When the trustees of the Des Moines Art Center selected I. M. Pei to design an addition to the building in 1966, their choice was one of deference to the architectural integrity of Saarinen’s building. The assignment from the trustees was daunting: to provide space for the display of monumental sculpture, with gallery heights as much as twice those of the existing building. In addition, there was need for a larger auditorium to serve an increasing audience. These demands risked a new building which would tower over the Saarinen, creating an aesthetic conflict between the low natural masses of the original building and the more severe forms for which Pei was becoming famous.
To resolve this conflict Pei utilized the topography of the site, which slopes down southward from Saarinen’s open courtyard. By nestling the large volumes of his building against this slope, he could match the height of his building to that of the Saarinen galleries and close the courtyard with a glazed sculptural facade and a new reflecting pool. Only the largely transparent butterfly roof of his new gallery would soar above this height.
The materials of the new building would simultaneously challenge and accept the existing materials palette.
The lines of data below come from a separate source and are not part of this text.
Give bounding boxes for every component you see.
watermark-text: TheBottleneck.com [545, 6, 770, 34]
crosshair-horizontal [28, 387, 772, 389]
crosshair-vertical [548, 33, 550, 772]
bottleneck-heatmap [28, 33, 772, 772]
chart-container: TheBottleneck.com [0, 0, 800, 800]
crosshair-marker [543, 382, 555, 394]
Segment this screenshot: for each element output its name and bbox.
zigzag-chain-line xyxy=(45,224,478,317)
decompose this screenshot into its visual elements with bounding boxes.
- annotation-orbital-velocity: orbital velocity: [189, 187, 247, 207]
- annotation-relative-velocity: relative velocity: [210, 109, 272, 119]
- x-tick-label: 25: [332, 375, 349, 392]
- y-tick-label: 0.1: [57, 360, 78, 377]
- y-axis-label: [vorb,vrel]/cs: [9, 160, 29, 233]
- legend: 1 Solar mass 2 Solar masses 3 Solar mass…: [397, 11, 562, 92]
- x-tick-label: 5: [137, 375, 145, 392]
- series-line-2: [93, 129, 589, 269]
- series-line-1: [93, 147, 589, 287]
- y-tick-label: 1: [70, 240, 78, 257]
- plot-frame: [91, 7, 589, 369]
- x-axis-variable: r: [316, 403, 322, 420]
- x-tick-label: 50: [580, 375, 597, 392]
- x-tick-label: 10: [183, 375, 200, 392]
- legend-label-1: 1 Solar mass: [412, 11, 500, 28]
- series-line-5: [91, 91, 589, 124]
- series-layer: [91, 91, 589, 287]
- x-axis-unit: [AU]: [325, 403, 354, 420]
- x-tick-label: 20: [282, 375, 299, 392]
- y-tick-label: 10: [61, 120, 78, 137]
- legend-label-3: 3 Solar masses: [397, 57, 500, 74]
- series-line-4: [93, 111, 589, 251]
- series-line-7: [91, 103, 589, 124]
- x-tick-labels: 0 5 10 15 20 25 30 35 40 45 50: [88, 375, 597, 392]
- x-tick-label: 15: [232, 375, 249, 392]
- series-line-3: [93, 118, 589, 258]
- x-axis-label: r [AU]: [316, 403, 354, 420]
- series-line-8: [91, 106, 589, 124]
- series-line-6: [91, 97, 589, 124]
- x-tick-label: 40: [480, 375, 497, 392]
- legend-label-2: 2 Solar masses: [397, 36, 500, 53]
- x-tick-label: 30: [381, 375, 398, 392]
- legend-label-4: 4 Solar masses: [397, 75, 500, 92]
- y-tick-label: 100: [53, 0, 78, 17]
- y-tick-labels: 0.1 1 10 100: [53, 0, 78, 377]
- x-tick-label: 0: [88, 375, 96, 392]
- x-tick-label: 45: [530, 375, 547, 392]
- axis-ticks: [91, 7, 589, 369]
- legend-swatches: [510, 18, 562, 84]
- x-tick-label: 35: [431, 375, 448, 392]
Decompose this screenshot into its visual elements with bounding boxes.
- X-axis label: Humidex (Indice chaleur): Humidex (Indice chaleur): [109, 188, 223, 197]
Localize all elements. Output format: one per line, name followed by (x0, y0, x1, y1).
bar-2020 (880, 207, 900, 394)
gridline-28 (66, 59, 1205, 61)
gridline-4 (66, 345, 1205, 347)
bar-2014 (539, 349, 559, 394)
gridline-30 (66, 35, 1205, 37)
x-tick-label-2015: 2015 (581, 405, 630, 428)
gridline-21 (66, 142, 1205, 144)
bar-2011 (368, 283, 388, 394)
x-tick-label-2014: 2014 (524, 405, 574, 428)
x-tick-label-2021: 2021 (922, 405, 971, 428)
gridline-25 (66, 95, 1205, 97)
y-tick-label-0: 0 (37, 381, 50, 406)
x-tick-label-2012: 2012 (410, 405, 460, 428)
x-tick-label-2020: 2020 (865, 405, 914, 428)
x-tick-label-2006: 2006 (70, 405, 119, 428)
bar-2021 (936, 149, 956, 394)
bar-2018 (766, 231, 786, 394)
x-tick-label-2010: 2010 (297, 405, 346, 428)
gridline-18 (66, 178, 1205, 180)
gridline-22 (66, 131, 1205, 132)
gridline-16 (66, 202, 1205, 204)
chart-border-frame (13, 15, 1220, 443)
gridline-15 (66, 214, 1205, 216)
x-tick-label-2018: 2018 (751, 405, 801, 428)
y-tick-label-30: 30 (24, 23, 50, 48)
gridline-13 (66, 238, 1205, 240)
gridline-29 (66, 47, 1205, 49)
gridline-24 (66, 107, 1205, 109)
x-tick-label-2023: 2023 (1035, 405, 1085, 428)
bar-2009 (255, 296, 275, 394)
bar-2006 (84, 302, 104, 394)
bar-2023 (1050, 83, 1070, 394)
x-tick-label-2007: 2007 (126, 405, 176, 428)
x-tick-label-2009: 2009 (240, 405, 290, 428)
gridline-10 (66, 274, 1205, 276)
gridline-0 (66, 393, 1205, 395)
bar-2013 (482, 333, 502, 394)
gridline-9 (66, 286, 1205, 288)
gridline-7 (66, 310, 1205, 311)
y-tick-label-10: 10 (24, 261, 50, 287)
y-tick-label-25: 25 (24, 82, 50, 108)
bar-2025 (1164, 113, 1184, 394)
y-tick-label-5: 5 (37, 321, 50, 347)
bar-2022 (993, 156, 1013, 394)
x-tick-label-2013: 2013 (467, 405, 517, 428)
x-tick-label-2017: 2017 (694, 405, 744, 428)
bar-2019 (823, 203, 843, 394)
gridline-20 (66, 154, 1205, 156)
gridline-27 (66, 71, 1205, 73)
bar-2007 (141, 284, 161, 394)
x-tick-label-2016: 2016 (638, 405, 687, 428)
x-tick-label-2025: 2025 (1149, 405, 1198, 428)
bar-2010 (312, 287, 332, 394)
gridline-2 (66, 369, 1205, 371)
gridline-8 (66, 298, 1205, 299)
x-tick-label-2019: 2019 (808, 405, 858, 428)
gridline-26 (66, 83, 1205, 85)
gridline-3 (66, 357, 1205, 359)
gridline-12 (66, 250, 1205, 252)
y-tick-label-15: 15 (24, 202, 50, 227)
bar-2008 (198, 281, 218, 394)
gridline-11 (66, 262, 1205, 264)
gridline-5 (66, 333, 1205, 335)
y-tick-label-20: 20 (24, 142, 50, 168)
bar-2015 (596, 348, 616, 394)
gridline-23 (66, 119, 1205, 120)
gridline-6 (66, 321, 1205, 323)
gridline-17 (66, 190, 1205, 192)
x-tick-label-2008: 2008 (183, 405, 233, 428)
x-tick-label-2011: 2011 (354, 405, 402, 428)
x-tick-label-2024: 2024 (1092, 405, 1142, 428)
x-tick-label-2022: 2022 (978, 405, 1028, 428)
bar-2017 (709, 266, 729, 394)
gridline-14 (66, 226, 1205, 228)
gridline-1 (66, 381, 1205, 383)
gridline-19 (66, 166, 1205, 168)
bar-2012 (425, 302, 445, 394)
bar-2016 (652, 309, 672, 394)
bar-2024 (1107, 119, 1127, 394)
Saarinen’s natural stone cladding would be juxtaposed against the concrete walls of Pei’s design. The new walls, however, would be bush-hammered, roughening the crystalline concrete volumes and, also, revealing the larger Lannon stone aggregate within the concrete, thus giving the new walls a visual connection to the older cut-stone walls.
The dominant effect of the completed building is largely interior, a play of solid and void, enclosure and release, lightness and mass. The newly enclosed courtyard is simultaneously a harmonious volume and a juxtaposition of the solidity of the Saarinen building and the sculptural playfulness of the Pei. Entering the soaring upper gallery from narrow halls on east and west, the visitor is offered a breathtaking spatial experience. The concrete “wings” of the butterfly roof hover overhead, opening to admit abundant natural light which cascades over the roughened concrete walls. Across the expanse of the upper gallery, the lower gallery opens downward and outward to views of the Greenwood Park Rose Garden. This eloquent and masterful building, completed in 1968, profoundly enhanced the Art Center while respecting the materials palette and scale of the original Saarinen. Upon its completion the addition was almost invisible from Grand Avenue. The Pei building extended the institution’s reputation for commissioning only the most talented contemporary architects, working at the top of their game.